This is a HW question, so I'm not expecting any answers, just a general guidance/help.
Definition. Given $\underset{\neq0}{\underbrace{s}}\in\left\{ 0,1\right\} ^{n}$, a function $f:\left\{ 0,1\right\} ^{n}\to\left\{ 0,1\right\} ^{n}$ will be called s-difference-preserving if for all $x,y\in\left\{ 0,1\right\} ^{n}$ s.t. $x\neq y$: $x\oplus y=s\iff f\left(x\right)=f\left(y\right)$ (where $\oplus$ is the bitwise xor operation).
Given a difference-preserving (that is, there exists such s so it is s-difference-preserving) function $f$, we talk about algorithms that find such $s$.
We need to prove that every such random (las-vegas) algorithm worst case (w.c. input) average (on the randomness of the algorithm) complexity is $\Omega\left(\sqrt{2^{n}}\right)$. Where by complexity, we talk about query-complexity. That is, how many times we need to query f, to find a value for an input $x$ - that is, find $f\left(x\right)$.
What I know and tried so far:
I assume this is a classic problem for Yao's principle.
So I want to find a distribution, and an optimal deterministic algorithm for it (optimal on average, on that distribution), such that its query-complexity is \Omega\left(\sqrt{2^{n}}\right) on average on that distribution.
Given an $s$, it's easy to create an s-difference-preserving function, since any $s$ defines a partition of pairs on $\left\{ 0,1\right\} ^{n}$. So we just need to choose a different value for every pair $x,y$ s.t. $x\oplus y=s$.
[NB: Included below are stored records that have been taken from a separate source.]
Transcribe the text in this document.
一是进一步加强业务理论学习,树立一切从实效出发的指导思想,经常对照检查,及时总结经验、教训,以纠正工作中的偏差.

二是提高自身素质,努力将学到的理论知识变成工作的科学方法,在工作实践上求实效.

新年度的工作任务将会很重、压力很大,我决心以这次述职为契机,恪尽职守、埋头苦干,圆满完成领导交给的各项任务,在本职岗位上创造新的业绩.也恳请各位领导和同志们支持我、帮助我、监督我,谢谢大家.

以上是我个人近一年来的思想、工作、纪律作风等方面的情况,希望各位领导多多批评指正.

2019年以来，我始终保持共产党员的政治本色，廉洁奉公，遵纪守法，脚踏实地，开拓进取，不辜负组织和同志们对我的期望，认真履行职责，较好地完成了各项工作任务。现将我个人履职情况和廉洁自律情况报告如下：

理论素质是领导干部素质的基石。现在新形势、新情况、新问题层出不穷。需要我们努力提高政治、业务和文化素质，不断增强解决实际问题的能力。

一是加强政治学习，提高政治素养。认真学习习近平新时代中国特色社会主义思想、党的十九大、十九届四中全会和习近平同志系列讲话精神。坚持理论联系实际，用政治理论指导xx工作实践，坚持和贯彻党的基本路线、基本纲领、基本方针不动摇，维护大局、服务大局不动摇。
I also know $f\left(0\right)=f\left(s\right)$, and that to find $s$ for a fuction, it's enough to find a pair $x,y$ s.t. $f\left(x\right)=f\left(y\right)$, and then calculate $x\oplus y$.
I thought of defining $\forall i\in\left[\sqrt{2^{n}}\right]:\ s_{i}=i\cdot\sqrt{2^{n}}-1$. And create $s_{i}$-difference-preserving function $\forall i\in\left[\sqrt{2^{n}}\right]$.
Define a uniform distribution on them and have the deterministic algorithm check the values of every $s_{i}$. This is done in $\sqrt{2^{n}}$ queries on average.
But I don't know how to prove this algorithm is optimal for that distribution. Furthermore, I suspect it isn't, since then I would be able to do the same with $s_{i},\ \forall i\in\left[2^{n}\right]$ and “prove” a lower bound of $2^{n}$ which is probably not true.
I would love any help with this.
Also, not as part of the HW, but because I'm interested (these are questions we don't need to submit a solution to), can you think of any deterministic algorithm for the general problem? can you think of any monte carlo random algorithm (with 0.5 chance of success)?
I hope this is not too long, and written clearly enough. Would appreciate any help. Thanks!